Sukses

Divonis 2 Tahun Penjara, Ahok Tak Lagi Jadi Gubernur DKI?

Majelis hakim menjatuhkan vonis 2 tahun penjara untuk terdakwa kasus penodaan agama, Basuki Tjahaja Purnama atau Ahok.

Liputan6.com, Jakarta - Majelis hakim menjatuhkan vonis 2 tahun penjara untuk terdakwa kasus penodaan agama, Basuki Tjahaja Purnama atau Ahok. Gubernur DKI Jakarta itu pun langsung menyatakan banding atas putusan hakim tersebut.

"Saya akan melakukan banding," ucap Ahok usai berdiskusi dalam sidang vonis di Gedung Kementan, Jakarta Selatan, Selasa (9/5/2017).

Karena Ahok mengajukan banding, putusan hukum Majelis Hakim Pengadilan Jakarta Utara ini pun belum berkekuatan hukum tetap. Karena itu, berdasarkan UU 23/2014 tentang Pemerintah Daerah (Pemda), kepala daerah yang terjerat kasus hukum belum bisa diberhentikan selama putusan itu belum berkekuatan hukum tetap atau inkrah.
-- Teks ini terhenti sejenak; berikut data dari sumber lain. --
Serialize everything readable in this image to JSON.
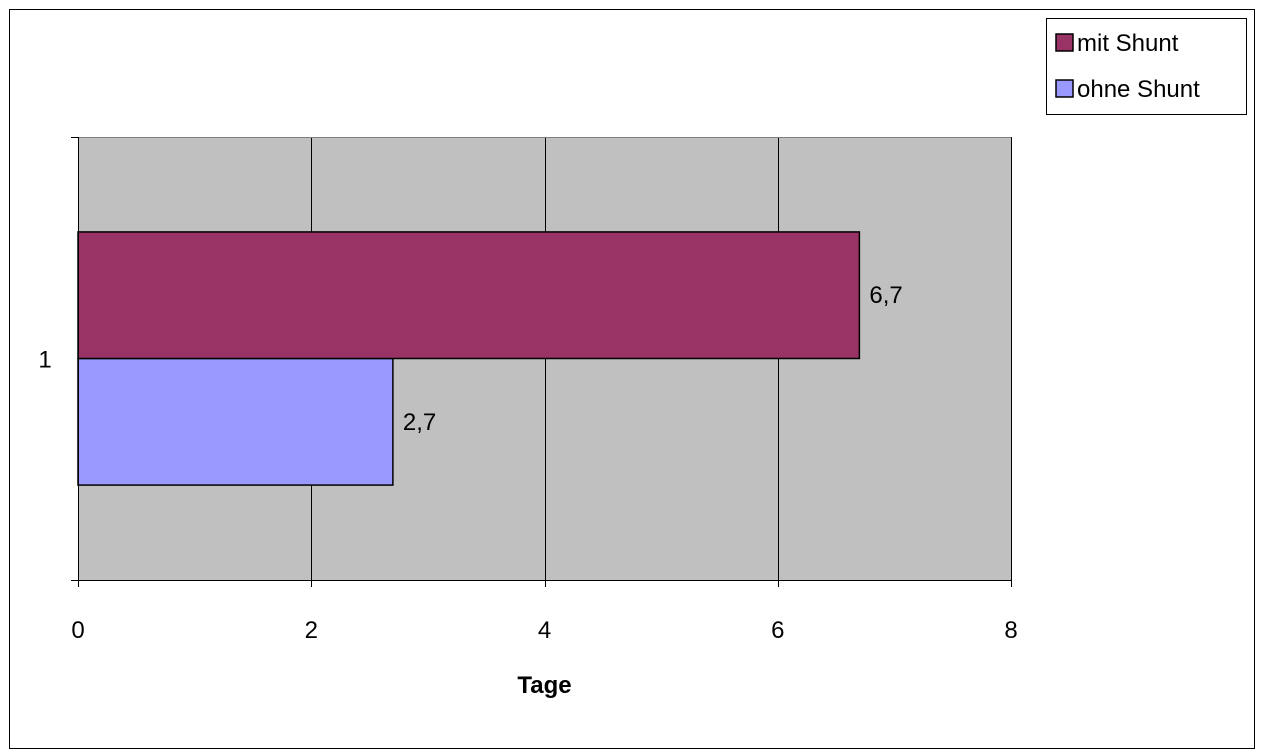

Hal itu diatur dalam Pasal 83 UU 23/2014. Berikut bunyi Pasal 83:

Ayat (1); Kepala daerah dan/atau wakil kepala daerah diberhentikan sementara tanpa melalui usulan DPRD karena didakwa melakukan tindak pidana kejahatan yang diancam dengan pidana penjara paling singkat 5 (lima) tahun, tindak pidana korupsi, tindak pidana terorisme, makar, tindak pidana terhadap keamanan negara, dan/atau perbuatan lain yang dapat memecah belah Negara Kesatuan Republik Indonesia.

Ayat (2); Kepala daerah dan/atau wakil kepala daerah yang menjadi terdakwa sebagaimana dimaksud pada ayat (1)
diberhentikan sementara berdasarkan register perkara di pengadilan.

Ayat (3); Pemberhentian sementara kepala daerah dan/atau wakil kepala daerah sebagaimana dimaksud pada ayat (1) dan ayat (2) dilakukan oleh Presiden untuk gubernur dan/atau wakil gubernur serta oleh Menteri untuk bupati dan/atau wakil bupati atau wali kota dan/atau wakil wali kota.

Ayat (4); Kepala daerah dan/atau wakil kepala daerah diberhentikan tanpa melalui usulan DPRD apabila terbukti melakukan tindak pidana sebagaimana dimaksud pada ayat (1) berdasarkan putusan pengadilan yang telah memperoleh kekuatan hukum tetap.

Ayat (5); Pemberhentian sebagaimana dimaksud pada ayat (4) dilakukan oleh Presiden untuk gubernur dan/atau wakil gubernur serta oleh Menteri untuk bupati dan/atau wakil bupati atau wali kota dan/atau wakil wali kota.